Both you and Mars agree that this dispute resolution procedure is a condition precedent that must be satisfied before initiating any litigation or filing any claim against the other party.
IF ANY DISPUTE CANNOT BE RESOLVED BY THE ABOVE DISPUTE RESOLUTION PROCEDURE, YOU AGREE THAT THE SOLE AND EXCLUSIVE JURISDICTION FOR SUCH DISPUTE WILL BE DECIDED BY BINDING ARBITRATION ON AN INDIVIDUAL BASIS. ARBITRATION ON AN INDIVIDUAL BASIS MEANS THAT YOU WILL NOT HAVE, AND YOU WAIVE, THE RIGHT FOR A JUDGE OR JURY TO DECIDE YOUR CLAIMS, AND THAT YOU MAY NOT PROCEED IN A CLASS, CONSOLIDATED, OR REPRESENTATIVE CAPACITY. Other rights that you and we would have in court will not be available or will be more limited in arbitration, including discovery and appeal rights. All such Disputes shall be exclusively submitted to the Institute of Arbitrators and Mediators Australia for binding arbitration under its rules then in effect, before one arbitrator to be mutually agreed upon by both parties.

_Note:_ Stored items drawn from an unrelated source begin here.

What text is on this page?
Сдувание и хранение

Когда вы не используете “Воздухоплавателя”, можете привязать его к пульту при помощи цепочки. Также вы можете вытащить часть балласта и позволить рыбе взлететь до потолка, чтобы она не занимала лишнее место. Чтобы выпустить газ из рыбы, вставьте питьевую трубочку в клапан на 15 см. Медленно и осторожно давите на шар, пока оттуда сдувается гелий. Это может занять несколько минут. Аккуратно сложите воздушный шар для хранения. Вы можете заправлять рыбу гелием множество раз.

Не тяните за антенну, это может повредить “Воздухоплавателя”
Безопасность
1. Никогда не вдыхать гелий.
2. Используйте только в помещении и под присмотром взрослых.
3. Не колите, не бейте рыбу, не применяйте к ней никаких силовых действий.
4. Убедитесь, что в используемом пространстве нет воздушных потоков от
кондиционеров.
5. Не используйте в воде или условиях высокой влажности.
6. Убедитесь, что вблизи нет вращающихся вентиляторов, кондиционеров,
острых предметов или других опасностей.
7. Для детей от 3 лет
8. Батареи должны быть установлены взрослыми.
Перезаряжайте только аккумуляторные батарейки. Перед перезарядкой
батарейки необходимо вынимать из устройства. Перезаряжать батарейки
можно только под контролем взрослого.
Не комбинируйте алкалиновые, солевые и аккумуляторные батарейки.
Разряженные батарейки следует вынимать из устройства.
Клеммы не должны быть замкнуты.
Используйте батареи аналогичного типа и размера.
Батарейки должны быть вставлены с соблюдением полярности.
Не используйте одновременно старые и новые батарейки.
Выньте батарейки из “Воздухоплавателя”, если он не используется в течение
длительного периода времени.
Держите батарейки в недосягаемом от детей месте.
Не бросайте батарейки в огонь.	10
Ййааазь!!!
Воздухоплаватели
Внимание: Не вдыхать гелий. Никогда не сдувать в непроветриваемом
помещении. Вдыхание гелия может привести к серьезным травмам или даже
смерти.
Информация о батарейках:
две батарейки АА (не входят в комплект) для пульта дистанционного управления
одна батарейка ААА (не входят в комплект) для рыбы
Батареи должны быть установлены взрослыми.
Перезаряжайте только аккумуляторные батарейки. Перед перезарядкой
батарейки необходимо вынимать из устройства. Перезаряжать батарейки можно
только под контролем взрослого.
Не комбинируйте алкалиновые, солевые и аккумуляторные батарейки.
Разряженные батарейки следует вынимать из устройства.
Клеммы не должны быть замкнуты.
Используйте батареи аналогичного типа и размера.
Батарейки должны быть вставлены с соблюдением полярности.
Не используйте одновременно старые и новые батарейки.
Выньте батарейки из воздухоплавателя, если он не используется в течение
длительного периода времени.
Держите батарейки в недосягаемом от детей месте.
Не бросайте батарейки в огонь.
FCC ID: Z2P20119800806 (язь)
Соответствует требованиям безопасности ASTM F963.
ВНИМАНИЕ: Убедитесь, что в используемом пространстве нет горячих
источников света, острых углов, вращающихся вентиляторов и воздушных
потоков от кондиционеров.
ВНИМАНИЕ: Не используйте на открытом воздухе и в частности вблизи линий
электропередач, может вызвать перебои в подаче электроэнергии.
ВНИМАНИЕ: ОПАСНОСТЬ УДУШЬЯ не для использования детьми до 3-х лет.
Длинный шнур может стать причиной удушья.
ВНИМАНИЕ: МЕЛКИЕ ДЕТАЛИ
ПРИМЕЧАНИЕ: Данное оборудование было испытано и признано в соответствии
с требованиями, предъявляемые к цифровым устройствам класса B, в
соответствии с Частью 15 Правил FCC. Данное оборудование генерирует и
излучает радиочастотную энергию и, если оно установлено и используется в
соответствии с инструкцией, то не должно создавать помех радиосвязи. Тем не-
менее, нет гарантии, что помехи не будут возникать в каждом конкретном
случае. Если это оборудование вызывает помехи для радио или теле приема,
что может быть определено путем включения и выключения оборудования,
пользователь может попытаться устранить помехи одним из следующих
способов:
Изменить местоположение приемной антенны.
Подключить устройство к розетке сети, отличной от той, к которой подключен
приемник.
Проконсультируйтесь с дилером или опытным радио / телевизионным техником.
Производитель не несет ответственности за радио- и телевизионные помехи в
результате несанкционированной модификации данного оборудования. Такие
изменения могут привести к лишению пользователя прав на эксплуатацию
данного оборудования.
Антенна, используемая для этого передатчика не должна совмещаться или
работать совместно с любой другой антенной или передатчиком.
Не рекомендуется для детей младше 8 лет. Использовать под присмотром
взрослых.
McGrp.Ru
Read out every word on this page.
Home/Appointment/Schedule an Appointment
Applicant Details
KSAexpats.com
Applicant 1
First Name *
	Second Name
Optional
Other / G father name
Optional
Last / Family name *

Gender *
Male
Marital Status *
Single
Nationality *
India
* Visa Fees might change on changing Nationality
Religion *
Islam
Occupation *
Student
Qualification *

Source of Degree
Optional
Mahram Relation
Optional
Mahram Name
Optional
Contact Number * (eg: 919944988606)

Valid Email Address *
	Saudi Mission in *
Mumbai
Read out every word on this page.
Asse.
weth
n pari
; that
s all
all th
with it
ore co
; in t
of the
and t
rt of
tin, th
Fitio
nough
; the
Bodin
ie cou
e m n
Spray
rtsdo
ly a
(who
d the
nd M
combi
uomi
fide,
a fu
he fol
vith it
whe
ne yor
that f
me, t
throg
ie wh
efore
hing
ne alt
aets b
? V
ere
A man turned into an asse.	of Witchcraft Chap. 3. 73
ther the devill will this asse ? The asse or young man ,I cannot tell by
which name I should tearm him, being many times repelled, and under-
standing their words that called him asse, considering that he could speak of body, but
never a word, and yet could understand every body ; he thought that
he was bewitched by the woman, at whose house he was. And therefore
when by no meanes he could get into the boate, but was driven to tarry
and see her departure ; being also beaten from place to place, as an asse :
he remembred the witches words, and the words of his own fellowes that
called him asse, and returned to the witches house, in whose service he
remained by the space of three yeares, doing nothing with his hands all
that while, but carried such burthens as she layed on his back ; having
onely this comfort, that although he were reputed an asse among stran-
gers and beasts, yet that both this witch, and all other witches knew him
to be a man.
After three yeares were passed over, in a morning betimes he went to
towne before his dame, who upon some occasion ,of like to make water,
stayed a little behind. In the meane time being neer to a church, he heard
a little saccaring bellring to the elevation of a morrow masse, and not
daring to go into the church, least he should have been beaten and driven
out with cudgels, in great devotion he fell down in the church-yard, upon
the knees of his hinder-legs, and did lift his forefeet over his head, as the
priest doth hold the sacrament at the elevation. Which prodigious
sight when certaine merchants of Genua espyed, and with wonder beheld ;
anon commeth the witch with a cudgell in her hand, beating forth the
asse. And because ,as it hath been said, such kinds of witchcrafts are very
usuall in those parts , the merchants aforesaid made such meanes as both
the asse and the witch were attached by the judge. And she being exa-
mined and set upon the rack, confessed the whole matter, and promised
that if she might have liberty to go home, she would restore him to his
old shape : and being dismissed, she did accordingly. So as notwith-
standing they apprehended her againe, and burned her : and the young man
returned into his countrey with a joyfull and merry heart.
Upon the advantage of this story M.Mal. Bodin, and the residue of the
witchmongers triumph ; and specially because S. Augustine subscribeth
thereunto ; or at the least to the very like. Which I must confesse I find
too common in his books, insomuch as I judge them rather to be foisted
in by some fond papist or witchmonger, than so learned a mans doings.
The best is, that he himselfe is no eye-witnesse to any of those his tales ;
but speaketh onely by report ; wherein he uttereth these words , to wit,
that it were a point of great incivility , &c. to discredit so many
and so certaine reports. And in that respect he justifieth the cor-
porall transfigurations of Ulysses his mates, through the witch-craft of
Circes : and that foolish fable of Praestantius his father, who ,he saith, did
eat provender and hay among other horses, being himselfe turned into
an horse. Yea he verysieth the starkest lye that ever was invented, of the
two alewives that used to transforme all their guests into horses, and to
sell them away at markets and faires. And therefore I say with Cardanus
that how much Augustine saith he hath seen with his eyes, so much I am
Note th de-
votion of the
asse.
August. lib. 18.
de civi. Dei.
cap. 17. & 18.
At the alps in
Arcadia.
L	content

The arbitrator, and not any federal, state, or local court or agency, shall have exclusive authority to resolve any dispute arising under or relating to the interpretation, applicability, enforceability, or formation of these Terms, including any claim that all or any part of this Program or these Terms is void or voidable.
All issues and questions concerning the construction, validity, interpretation and enforceability of these Terms, or the rights and obligations of the applicant, Mars and SEEDS of CHANGETMin connection with the Program, shall be governed by, and construed in accordance with, the laws of the State of New South Wales, Australia, and each party irrevocably submits to the non-exclusive jurisdiction of the courts of New South Wales and their courts of appeal.